Projects
WNF joins a Maternal Outreach Program (MOP) in which pregant women in rural areas get maternal health services and instruction on birth control.
Outreach Program
The Maternal Outreach Program (MOP) aims at paying visits to remote villages around the Masanga Hospital, providing maternal health services to pregnant women and instructing the community on birth planning and control.
These women often face multiple barriers in reaching Masanga Hospital, due to poverty, lack of transport or poor infrastructure. Consequently, they lack sufficient maternal control and are sometimes at risk during child birth. That explains the relatively high Maternal Mortality rate in Sierra Leone.
The MOP interventions to the villages are focussed on:
- running antenatal ultrasound scanning, making timely diagnoses and early referral of high-risk pregnancies to Masanga Hospital
- conveying crucial messages about when to seek medical care and providing general recommendations on hygiene, nutrition and health related behavior.
This kind of interventions can only be successful if they are executed in conjunction with ‘Maternal Agents’. These local trained people speak the language, gain trust with men and women and can better advocate for maternal control and safer pregnancies.

WNF involvement
Sierra Leone is one of the world’s least developed countries and has a Maternal Mortality Rate (MMR) of 1120 per 100.000 live births. The MMR may be reduced by simple, low-cost interventions to hard-to-reach areas, focusing on diagnostics of pregnant women as well as early referral of high risk preganancies.

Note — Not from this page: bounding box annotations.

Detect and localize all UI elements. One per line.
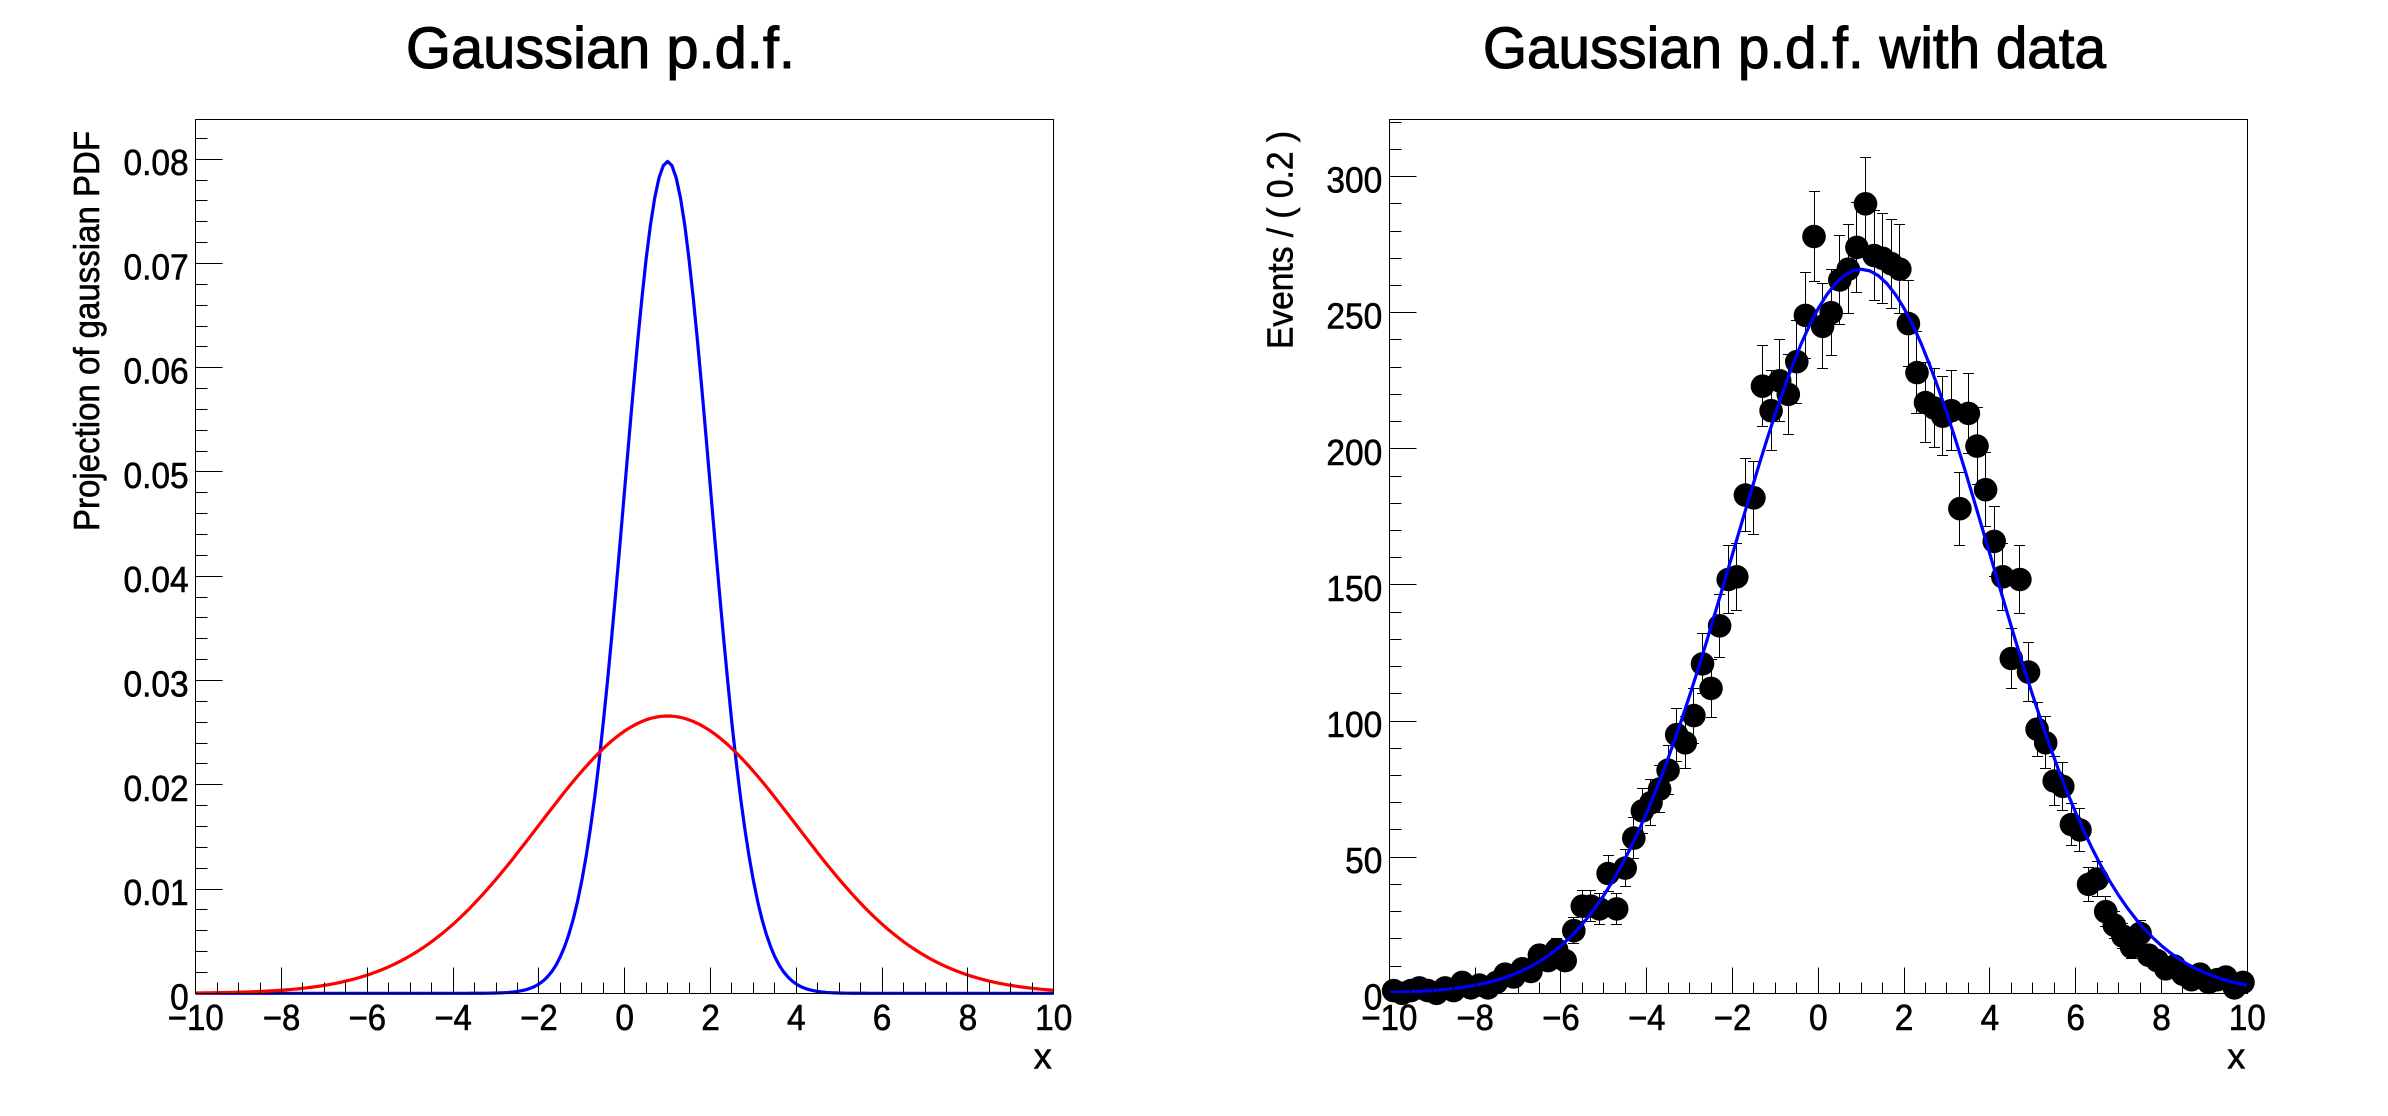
svg-text:2: 2 [1895, 997, 1914, 1038]
svg-text:Gaussian p.d.f. with data: Gaussian p.d.f. with data [1483, 16, 2107, 81]
svg-text:−6: −6 [1542, 997, 1580, 1038]
svg-text:4: 4 [787, 997, 806, 1038]
svg-text:4: 4 [1981, 997, 2000, 1038]
svg-text:0: 0 [615, 997, 634, 1038]
svg-text:−6: −6 [349, 997, 387, 1038]
svg-text:100: 100 [1326, 704, 1382, 745]
svg-text:10: 10 [1035, 997, 1072, 1038]
svg-text:−4: −4 [434, 997, 472, 1038]
svg-text:x: x [1034, 1036, 1052, 1077]
svg-text:0: 0 [1364, 976, 1383, 1017]
svg-text:−4: −4 [1628, 997, 1666, 1038]
svg-text:300: 300 [1326, 160, 1382, 201]
svg-text:0.05: 0.05 [124, 455, 189, 496]
svg-text:2: 2 [701, 997, 720, 1038]
svg-text:−10: −10 [168, 997, 224, 1038]
svg-text:0.03: 0.03 [124, 664, 189, 705]
svg-text:0.08: 0.08 [124, 142, 189, 183]
svg-text:−2: −2 [520, 997, 558, 1038]
svg-text:250: 250 [1326, 296, 1382, 337]
svg-text:0: 0 [1809, 997, 1828, 1038]
svg-text:200: 200 [1326, 432, 1382, 473]
svg-text:0: 0 [170, 976, 189, 1017]
svg-text:10: 10 [2229, 997, 2266, 1038]
svg-text:0.07: 0.07 [124, 247, 189, 288]
svg-text:−8: −8 [263, 997, 301, 1038]
svg-text:0.02: 0.02 [124, 768, 189, 809]
svg-text:0.06: 0.06 [124, 351, 189, 392]
svg-text:x: x [2227, 1036, 2245, 1077]
svg-text:6: 6 [873, 997, 892, 1038]
svg-text:−8: −8 [1456, 997, 1494, 1038]
svg-text:−10: −10 [1361, 997, 1417, 1038]
svg-text:−2: −2 [1714, 997, 1752, 1038]
svg-text:50: 50 [1345, 840, 1382, 881]
svg-text:Projection of gaussian PDF: Projection of gaussian PDF [66, 131, 107, 531]
svg-text:6: 6 [2066, 997, 2085, 1038]
svg-text:0.01: 0.01 [124, 872, 189, 913]
svg-text:Events / ( 0.2 ): Events / ( 0.2 ) [1260, 131, 1301, 349]
svg-text:8: 8 [2152, 997, 2171, 1038]
svg-text:8: 8 [959, 997, 978, 1038]
svg-text:Gaussian p.d.f.: Gaussian p.d.f. [406, 16, 795, 81]
svg-text:150: 150 [1326, 568, 1382, 609]
svg-text:0.04: 0.04 [124, 559, 189, 600]
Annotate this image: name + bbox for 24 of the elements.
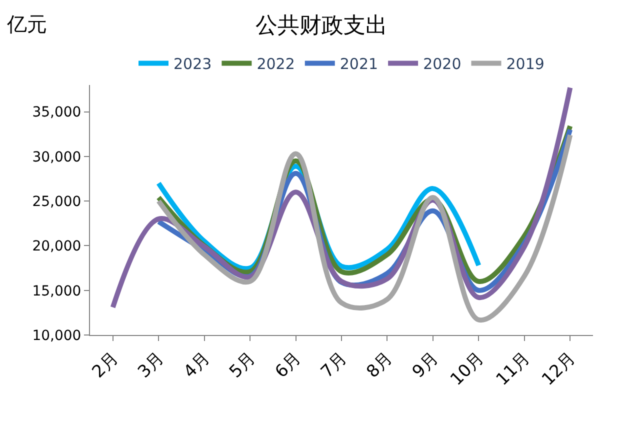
- y-tick-label: 10,000: [32, 328, 82, 344]
- y-tick-label: 15,000: [32, 283, 82, 300]
- y-tick-label: 20,000: [32, 238, 82, 255]
- text: 亿元: [6, 12, 47, 36]
- legend-label: 2019: [506, 55, 544, 74]
- x-tick-label: 11月: [492, 348, 534, 390]
- x-tick-label: 4月: [180, 348, 214, 382]
- x-tick-label: 6月: [271, 348, 306, 382]
- x-tick-label: 5月: [226, 348, 260, 382]
- x-tick-label: 9月: [408, 348, 442, 382]
- y-tick-label: 30,000: [32, 149, 82, 166]
- x-tick-label: 3月: [134, 348, 168, 382]
- x-tick-label: 12月: [538, 348, 580, 390]
- x-tick-label: 10月: [446, 348, 488, 390]
- y-tick-label: 25,000: [32, 194, 82, 210]
- x-tick-label: 2月: [88, 348, 122, 382]
- x-tick-label: 8月: [362, 348, 397, 382]
- x-tick-label: 7月: [317, 348, 352, 382]
- legend-label: 2021: [340, 55, 378, 74]
- legend-label: 2020: [423, 55, 462, 74]
- y-tick-label: 35,000: [32, 104, 82, 121]
- legend-label: 2022: [256, 55, 295, 74]
- chart-title: 公共财政支出: [256, 13, 388, 38]
- legend-label: 2023: [174, 55, 212, 74]
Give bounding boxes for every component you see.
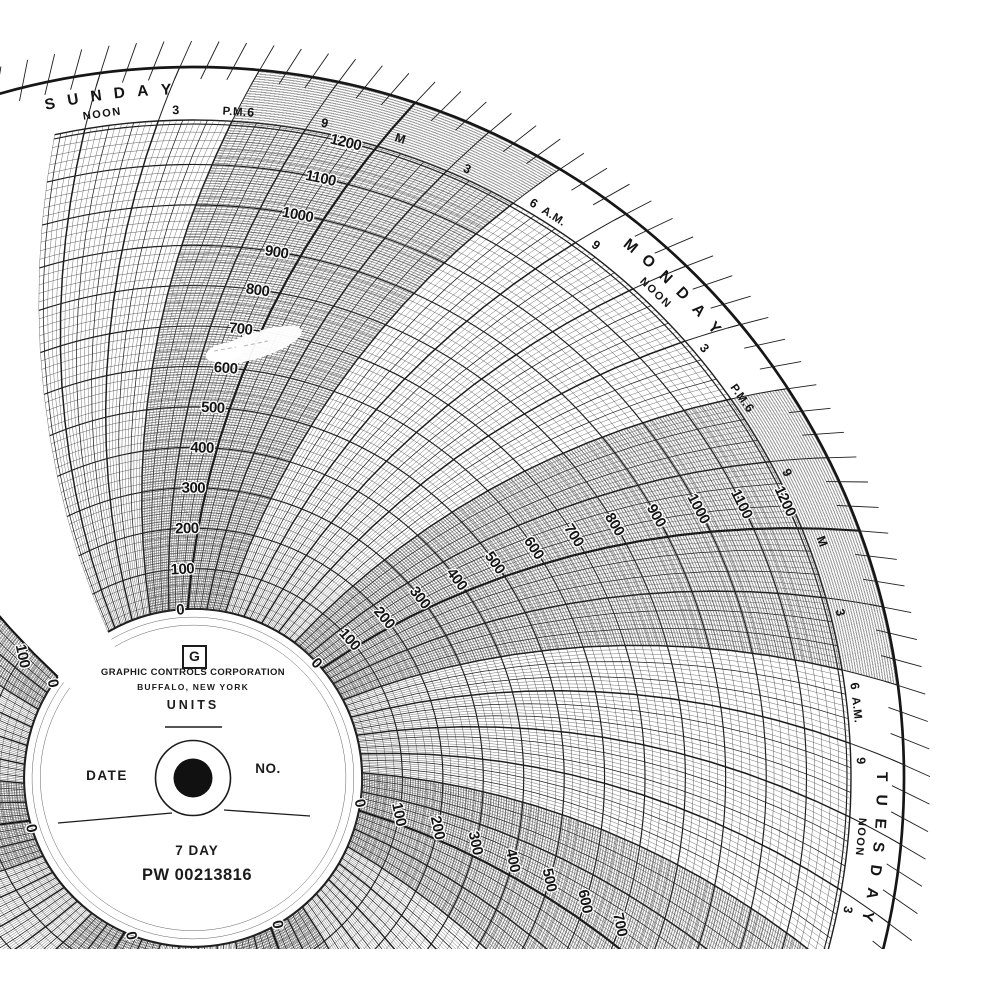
svg-text:D: D	[866, 864, 884, 877]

When Masanga Hospital was intended to restart an outreach program, specially aimed at giving maternal health services to pregnant women, WNF stepped in. It has access to an experienced workforce of health care workers (the sponsored students in the advanced trainings) who, after a short course in ultrasound scanning, are capable to function in the interventions.
And the students themselves may gain a wealth of work experience in rendering obstetrics services in the field.
Research
In order to assess the effects of the antenatal ultrasound scanning and examen the cost effectiveness of the interventions an evidence based research will be conducted on the data collected during the interventions.
The Research will be carried out by internal and thesis students and co-supervised by a Medical Doctor of the Global Health, Public Health and Medicine department of the University of Copenhagen (Denmark). The study will be guided under the responsibility of a professor of the University of Trondheim (Norway). It is the hope that Sierra Leonean students can be included in the reserch as well.
This will hopefully ensure that future intervention attempts are meaningful and capable of improving lives for families in rural Sierra Leone.